The Code of Conduct Bureau (CCB) has requested the Federal High Court, Lagos, to declare as unconstitutional and, therefore, void the Freedom of Information (FoI) Act. The bureau, in a response to a suit filed by the Socio-Economic Rights and Accountability Project (SERAP), seeking an order to compel the CCB to release public officials’ asset declaration forms, called upon the court to annul the legislation the group relied upon to make its request.
SERAP had earlier written CCB requesting copies of the asset declaration forms of President Muhammadu Buhari and Vice President Yemi Osinbajo. It made the request after the bureau released the asset declaration form of the immediate past Chief Justice of Nigeria, Justice Walter Onnoghen, to a civil society group, Anti-Corruption and Research Based Data Initiative, which had petitioned the CCB, accusing the former CJN of false asset declaration.
However, besides seeking the nullification of the FoI Act, CCB is also asking the court to dismiss SERAP’s suit, saying that it is not under obligation to release asset declaration forms of public officials to the public.
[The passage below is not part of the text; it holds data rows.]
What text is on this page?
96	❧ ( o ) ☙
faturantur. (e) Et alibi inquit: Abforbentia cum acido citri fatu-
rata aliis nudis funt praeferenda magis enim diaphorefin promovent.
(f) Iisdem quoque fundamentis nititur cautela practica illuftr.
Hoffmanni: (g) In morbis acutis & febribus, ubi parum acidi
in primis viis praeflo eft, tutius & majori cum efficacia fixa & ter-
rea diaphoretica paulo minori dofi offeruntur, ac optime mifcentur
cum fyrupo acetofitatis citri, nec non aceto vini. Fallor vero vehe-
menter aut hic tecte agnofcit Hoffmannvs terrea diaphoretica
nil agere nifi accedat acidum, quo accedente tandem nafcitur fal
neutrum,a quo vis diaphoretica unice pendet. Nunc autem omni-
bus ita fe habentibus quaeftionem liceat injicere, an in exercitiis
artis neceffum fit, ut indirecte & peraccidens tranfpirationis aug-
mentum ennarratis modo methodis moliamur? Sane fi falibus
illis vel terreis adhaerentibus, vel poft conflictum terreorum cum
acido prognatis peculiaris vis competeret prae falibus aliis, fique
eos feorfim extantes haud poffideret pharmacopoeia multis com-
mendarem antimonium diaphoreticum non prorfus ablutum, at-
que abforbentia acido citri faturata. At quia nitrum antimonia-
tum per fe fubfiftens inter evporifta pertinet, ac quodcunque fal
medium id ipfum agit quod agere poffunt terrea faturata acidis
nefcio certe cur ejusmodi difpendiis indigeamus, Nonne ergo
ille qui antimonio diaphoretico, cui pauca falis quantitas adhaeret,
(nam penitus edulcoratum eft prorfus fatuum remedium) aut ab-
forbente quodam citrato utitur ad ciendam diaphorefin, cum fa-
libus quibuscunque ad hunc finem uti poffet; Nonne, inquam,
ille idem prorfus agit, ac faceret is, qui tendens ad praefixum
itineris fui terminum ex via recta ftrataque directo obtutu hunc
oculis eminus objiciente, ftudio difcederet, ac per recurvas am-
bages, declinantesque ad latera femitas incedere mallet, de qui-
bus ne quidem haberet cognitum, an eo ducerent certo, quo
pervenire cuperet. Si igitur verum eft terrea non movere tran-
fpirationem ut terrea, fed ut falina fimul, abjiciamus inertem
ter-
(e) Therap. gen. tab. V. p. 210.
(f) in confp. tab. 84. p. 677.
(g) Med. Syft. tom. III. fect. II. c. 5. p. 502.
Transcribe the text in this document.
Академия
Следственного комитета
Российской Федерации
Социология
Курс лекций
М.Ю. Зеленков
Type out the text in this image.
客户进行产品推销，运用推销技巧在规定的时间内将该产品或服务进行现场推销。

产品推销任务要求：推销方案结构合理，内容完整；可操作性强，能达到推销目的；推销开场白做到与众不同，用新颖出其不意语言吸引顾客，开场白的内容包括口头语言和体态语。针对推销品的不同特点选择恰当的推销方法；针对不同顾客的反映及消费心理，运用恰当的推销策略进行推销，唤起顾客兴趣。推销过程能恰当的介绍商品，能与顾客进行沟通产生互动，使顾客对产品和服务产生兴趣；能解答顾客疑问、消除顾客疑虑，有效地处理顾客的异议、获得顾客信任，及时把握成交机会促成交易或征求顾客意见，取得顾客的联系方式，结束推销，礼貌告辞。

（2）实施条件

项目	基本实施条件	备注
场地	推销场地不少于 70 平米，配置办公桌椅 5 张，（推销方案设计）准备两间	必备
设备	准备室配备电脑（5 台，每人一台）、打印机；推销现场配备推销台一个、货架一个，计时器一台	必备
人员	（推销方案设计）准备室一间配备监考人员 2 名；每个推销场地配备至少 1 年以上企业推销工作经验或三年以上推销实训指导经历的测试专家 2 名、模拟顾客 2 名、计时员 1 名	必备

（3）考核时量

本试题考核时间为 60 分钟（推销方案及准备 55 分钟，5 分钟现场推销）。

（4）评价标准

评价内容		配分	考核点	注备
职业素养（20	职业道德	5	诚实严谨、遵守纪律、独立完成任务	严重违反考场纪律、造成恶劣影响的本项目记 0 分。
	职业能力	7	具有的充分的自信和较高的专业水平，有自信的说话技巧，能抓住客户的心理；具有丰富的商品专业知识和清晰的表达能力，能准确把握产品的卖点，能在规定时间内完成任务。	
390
It argued that except Buhari and Osinbajo give their consent to release their asset declaration forms, it would not oblige any request to make them public.
In its written address opposing SERAP’s suit, filed on its behalf by Musa Usman and Fatima Ali, the CCB stated; “The asset declaration forms of the presidents, vice presidents, Senate presidents, speakers of the House of Representatives, state governors and deputy governors since the return of democracy in 1999 to 2019 are in the custody of the CCB. But the public officials have not consented to the disclosure of their asset declarations forms.”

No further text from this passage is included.